作者の加賀乙彦さんは、精神科の小木貞孝医師であり、東京拘置所に勤務した経験を基に書いた小説なのですが、数十年前からの大ファンにも関わらず、二十年近く前に買ったままの文庫本を最近やっと読みました。
加賀さんの小説は読みさえすれば素晴らしいとは判っているのですが、読むにはそれなりの体力も必要だし、読んでしまうのがモッタイナイ様な気がしてしまうのです。

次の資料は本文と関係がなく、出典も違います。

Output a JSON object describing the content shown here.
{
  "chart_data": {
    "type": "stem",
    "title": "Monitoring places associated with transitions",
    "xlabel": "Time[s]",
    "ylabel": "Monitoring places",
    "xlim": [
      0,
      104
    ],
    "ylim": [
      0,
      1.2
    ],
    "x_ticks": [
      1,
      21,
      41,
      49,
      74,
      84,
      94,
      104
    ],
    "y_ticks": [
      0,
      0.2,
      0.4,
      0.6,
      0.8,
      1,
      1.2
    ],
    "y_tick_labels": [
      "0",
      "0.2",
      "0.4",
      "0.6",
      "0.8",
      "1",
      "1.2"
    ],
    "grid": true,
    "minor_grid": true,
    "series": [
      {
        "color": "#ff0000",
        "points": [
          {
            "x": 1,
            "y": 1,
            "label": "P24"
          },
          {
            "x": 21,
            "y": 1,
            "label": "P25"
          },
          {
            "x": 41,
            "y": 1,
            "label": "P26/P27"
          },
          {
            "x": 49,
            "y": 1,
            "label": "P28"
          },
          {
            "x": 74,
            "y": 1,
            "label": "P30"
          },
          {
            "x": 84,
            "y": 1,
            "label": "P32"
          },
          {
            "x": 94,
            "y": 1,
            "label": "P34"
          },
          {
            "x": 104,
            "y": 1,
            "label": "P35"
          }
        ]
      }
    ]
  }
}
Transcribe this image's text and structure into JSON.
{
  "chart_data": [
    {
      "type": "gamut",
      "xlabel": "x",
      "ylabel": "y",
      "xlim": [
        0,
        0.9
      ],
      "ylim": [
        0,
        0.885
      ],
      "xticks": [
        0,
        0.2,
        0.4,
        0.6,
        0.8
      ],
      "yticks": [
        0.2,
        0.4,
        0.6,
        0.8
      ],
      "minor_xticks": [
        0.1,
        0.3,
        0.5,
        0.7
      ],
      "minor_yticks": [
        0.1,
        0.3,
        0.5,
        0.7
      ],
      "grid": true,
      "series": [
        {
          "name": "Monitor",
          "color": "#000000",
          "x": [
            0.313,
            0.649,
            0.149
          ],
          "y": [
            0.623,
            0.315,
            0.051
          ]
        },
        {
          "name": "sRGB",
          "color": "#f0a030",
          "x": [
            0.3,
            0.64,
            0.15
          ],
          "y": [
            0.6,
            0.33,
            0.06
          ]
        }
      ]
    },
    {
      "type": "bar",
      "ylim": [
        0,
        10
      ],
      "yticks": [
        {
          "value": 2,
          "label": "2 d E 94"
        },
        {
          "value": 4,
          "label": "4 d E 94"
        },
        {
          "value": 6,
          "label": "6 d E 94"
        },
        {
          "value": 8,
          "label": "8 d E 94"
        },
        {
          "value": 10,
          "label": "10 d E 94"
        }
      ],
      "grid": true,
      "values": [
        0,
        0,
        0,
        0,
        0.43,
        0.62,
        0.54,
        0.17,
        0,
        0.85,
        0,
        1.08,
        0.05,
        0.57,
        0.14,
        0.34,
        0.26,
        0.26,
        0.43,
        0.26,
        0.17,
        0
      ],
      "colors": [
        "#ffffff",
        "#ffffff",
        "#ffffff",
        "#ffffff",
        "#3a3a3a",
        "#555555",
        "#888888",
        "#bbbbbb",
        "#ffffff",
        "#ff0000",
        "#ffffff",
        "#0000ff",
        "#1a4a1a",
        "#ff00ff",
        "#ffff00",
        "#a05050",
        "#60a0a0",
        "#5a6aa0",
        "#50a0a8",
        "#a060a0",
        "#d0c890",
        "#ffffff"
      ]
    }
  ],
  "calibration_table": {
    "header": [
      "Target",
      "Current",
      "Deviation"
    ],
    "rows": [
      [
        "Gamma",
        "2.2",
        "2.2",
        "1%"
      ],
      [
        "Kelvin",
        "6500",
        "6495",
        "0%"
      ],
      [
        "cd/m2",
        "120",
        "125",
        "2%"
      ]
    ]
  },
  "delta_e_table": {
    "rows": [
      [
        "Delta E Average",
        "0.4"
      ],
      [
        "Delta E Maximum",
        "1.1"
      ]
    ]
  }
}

昭和という時代を、正確に描写している作品です。タダ、現在だったら、この主人公が死刑と断罪されたかどうか‥‥
最近の裁判は、死刑を回避している傾向にありますから‥‥ちなみに、ワタシは死刑制度は必要なのかもしれないと、この作品を読んで強く思いました。著者の望むコトとは逆なのかもしれませんが‥‥「人を殺した人間を殺すというのでは、二重の殺人があるばかり」かもしれないし、「人を殺すことが悪だというならば、たとえ国家によって合法化された死刑であろうとも、殺人を行うということにおいて同じ罪を犯さねばならぬ。」という現在の死刑制度の問題点を鋭く衝かれようとも、多くの殺人者の過去に虐待の痛ましい過去があるからだとしても、やはり無実の人が殺されてしまったという結果があるならば、やむを得ないのではないかなと思いました。
まぁ、読んだ人によって感想は違うのだと思いますが、少なくともワタシはこの本を読んで、そんな気がしました。ギリギリに追い込まれたからこその、反省もあれば魂の救済もあるのだとは思いました。ただ、冤罪もあるので、その辺が難しいトコではありますが‥‥その話は、明日。